Steroid hormones fulfil important functions in animal development. In Drosophila, ecdysone triggers moulting and metamorphosis through its effects on gene expression1. Ecdysone works by binding to a nuclear receptor, EcR, which heterodimerizes with the retinoid X receptor homologue Ultraspiracle2,3. Both partners are required for binding to ligand or DNA4,5,6. Like most DNA-binding transcription factors, nuclear receptors activate or repress gene expression by recruiting co-regulators, some of which function as chromatin-modifying complexes7,8. For example, p160 class coactivators associate with histone acetyltransferases and arginine histone methyltransferases9. The Trithorax-related gene of Drosophila encodes the SET domain protein TRR. Here we report that TRR is a histone methyltransferases capable of trimethylating lysine 4 of histone H3 (H3-K4). trr acts upstream of hedgehog (hh) in progression of the morphogenetic furrow, and is required for retinal differentiation.
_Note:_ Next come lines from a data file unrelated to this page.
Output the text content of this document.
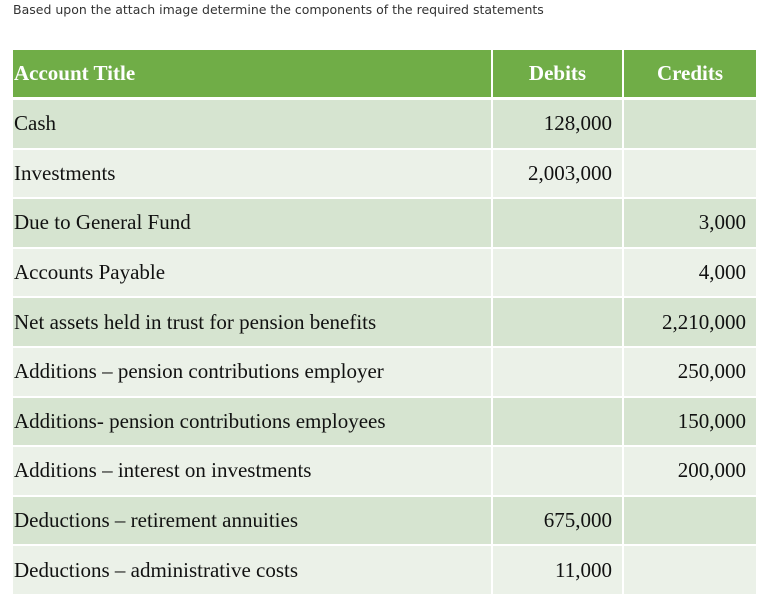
Based upon the attach image determine the components of the required statements
Account Title	Debits	Credits
Cash	128,000	
Investments	2,003,000	
Due to General Fund		3,000
Accounts Payable		4,000
Net assets held in trust for pension benefits		2,210,000
Additions – pension contributions employer		250,000
Additions- pension contributions employees		150,000
Additions – interest on investments		200,000
Deductions – retirement annuities	675,000	
Deductions – administrative costs	11,000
Mutations in trr interact in eye development with EcR, and EcR and TRR can be co-immunoprecipitated on ecdysone treatment. TRR, EcR and trimethylated H3-K4 are detected at the ecdysone-inducible promoters of hh and BR-C in cultured cells, and H3-K4 trimethylation at these promoters is decreased in embryos lacking a functional copy of trr. We propose that TRR functions as a coactivator of EcR by altering the chromatin structure at ecdysone-responsive promoters.